Do you draw the covers for the Alchemist series? If so, what is your art background?
I do have a background in art, but illustrator Hugh D’Andrade is the talent behind the amazing illustrated gargoyle image. In a funny coincidence, Midnight Ink hired him to illustrate the book covers, not knowing that he’d been one of my instructors in art school!
You have a career that is sometimes called a hybrid: some of your books are published by traditional presses, and some, like this current book, are self published. What advantages does this give you?
I’ve learned so much about publishing through the various ways my books have been published. I’ve been able to see firsthand the challenges of different types of publishing—not just self-publishing versus traditional publishing, but also what it’s like to be published by presses of different sizes.
I began my career self-publishing after my agent had been pitching my debut mystery for a year and kept hearing that marketing departments weren’t sure what do to with my books. It was a rewarding experience but a lot of work, so I was happy to be picked up by publishers after my debut novel novel did well. When the large publishing house that published my Accidental Alchemist mysteries closed their mystery imprint, I knew I wanted to continue writing the series and that my readers wanted more books, so I decided to publish the series on my own (and happily I was able to buy the gargoyle illustration so I can continue to use it). It’s an in-progress experiment that I’m having fun with, but I’m not sure what the future holds.
How’s quarantine going for you? What are some of your stress-beating tips for us?
My agent is patiently waiting for a project I owe her, but I’m finding it so difficult to focus these days! But I’m very fortunate to have a house full of books and a small but beautiful backyard vegetable garden.

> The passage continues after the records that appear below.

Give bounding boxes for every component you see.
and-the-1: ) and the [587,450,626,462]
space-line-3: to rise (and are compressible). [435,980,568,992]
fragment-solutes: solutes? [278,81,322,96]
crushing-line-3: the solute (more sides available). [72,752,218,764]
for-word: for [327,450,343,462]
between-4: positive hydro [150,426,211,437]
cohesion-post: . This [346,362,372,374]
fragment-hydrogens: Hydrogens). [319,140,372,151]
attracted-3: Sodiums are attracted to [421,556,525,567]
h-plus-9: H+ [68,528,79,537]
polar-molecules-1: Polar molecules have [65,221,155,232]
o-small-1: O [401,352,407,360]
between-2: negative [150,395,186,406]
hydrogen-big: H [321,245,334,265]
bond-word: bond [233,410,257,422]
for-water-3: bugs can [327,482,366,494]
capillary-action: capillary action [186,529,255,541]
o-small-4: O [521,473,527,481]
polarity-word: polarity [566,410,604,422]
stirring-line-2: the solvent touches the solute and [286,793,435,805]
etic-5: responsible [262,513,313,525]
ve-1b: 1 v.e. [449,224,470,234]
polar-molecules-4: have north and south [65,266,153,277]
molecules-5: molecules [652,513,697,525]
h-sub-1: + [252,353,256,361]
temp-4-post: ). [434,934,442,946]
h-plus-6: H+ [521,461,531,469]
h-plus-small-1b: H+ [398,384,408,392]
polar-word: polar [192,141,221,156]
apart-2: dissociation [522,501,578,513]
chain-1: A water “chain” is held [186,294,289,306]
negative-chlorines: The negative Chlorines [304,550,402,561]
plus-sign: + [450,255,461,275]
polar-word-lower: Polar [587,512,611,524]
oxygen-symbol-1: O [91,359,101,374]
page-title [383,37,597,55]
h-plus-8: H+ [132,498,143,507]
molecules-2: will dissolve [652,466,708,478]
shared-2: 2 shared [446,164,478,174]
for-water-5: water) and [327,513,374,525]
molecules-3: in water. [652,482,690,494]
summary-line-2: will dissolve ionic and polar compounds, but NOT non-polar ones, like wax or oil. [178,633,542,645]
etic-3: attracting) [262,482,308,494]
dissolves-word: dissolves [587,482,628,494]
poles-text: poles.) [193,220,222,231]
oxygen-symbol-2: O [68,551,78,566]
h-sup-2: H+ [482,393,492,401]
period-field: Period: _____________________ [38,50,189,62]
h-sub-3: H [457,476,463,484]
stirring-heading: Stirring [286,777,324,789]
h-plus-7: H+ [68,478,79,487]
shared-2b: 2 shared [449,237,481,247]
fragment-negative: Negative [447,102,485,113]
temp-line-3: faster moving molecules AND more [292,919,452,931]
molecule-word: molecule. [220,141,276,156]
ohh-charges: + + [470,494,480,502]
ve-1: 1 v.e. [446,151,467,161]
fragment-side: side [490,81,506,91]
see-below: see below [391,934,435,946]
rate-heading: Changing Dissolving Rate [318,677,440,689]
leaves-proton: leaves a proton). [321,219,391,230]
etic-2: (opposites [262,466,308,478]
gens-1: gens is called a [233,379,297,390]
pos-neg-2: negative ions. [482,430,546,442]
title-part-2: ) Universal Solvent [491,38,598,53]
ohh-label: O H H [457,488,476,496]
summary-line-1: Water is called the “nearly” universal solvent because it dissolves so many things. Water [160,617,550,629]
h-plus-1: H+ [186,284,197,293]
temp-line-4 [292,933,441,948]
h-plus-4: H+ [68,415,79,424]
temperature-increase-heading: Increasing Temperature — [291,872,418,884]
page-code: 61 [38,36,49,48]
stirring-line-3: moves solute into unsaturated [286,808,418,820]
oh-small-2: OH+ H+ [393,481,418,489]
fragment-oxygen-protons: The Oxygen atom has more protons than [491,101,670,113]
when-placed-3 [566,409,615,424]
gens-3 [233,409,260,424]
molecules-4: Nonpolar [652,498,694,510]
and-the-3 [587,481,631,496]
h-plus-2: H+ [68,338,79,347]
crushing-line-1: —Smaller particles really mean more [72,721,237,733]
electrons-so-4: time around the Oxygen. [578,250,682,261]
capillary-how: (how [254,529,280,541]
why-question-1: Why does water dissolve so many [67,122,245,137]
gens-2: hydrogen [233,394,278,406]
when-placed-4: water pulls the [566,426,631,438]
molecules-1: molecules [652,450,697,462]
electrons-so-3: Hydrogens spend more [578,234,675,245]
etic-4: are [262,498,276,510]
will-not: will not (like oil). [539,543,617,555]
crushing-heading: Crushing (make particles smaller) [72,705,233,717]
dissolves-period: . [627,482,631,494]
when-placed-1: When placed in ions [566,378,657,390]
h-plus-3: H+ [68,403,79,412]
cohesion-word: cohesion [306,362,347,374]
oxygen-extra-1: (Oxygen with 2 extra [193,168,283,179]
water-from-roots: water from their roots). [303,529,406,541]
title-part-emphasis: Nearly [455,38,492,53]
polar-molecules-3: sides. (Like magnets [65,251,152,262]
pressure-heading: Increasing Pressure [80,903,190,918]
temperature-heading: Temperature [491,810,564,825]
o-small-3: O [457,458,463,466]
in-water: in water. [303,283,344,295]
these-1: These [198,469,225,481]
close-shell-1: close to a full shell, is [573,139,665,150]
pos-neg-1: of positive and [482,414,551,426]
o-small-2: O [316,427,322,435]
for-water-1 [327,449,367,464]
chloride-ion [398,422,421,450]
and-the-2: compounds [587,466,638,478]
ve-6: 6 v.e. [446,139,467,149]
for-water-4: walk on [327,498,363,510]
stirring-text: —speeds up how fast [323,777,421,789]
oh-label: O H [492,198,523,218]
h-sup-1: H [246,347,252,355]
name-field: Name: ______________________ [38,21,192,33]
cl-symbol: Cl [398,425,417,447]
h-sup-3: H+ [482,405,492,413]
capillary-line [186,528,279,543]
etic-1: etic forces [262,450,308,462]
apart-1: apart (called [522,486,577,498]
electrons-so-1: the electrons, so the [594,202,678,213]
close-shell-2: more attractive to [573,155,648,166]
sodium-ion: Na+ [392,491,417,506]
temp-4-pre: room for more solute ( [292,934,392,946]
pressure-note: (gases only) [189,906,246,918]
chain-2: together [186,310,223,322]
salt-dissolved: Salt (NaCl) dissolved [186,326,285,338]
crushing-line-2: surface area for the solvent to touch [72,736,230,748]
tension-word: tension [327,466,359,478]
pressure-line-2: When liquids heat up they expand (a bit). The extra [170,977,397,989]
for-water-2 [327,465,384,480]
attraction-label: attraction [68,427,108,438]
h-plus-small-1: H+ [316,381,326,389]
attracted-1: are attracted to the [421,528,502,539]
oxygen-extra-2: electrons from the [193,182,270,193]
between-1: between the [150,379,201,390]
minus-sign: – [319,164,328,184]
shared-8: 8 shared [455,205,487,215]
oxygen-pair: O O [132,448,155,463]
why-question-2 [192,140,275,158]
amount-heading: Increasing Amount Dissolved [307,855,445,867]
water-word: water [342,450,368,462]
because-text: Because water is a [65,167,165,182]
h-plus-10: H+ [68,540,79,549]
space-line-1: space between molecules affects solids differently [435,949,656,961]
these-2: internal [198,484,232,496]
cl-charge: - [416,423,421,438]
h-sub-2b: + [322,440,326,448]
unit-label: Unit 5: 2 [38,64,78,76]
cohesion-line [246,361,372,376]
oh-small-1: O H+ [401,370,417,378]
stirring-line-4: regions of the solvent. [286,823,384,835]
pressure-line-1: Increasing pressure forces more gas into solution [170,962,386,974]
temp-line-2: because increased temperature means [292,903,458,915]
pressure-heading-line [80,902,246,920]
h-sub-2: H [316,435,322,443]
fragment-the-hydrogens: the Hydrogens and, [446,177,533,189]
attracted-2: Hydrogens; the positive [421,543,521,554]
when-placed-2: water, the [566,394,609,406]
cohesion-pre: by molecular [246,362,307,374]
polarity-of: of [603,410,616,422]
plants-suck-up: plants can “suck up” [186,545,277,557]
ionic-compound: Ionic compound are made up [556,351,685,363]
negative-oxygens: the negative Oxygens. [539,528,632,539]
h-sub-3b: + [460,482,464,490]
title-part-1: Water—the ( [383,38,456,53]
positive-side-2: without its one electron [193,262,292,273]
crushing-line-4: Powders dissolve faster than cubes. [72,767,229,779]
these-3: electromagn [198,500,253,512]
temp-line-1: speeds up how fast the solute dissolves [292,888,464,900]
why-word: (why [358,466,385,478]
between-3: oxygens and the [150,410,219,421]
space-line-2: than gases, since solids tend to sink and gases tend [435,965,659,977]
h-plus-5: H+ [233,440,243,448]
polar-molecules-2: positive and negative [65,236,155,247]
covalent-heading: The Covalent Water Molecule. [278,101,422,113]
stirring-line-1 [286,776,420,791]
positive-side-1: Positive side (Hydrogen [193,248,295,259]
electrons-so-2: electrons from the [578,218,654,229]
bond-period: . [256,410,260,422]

I had an online video meet-up with my writer’s group last week, and that helped me see I wasn’t alone in having trouble focusing on writing, so I’m not being too hard on myself.
The things that are helping most with stress are staying connected to my distant loved-ones, cooking, and getting plenty of exercise. I love to cook and already cooked most of my meals at home, so I’m making a point to experiment with more recipes while I have additional time at home. I’m the cook and my husband is the gardener, so we each get the benefits of both. Personally I think I got the better end of the bargain.
Sending good wishes to everyone! I hope you have many fulfilling armchair travels this spring.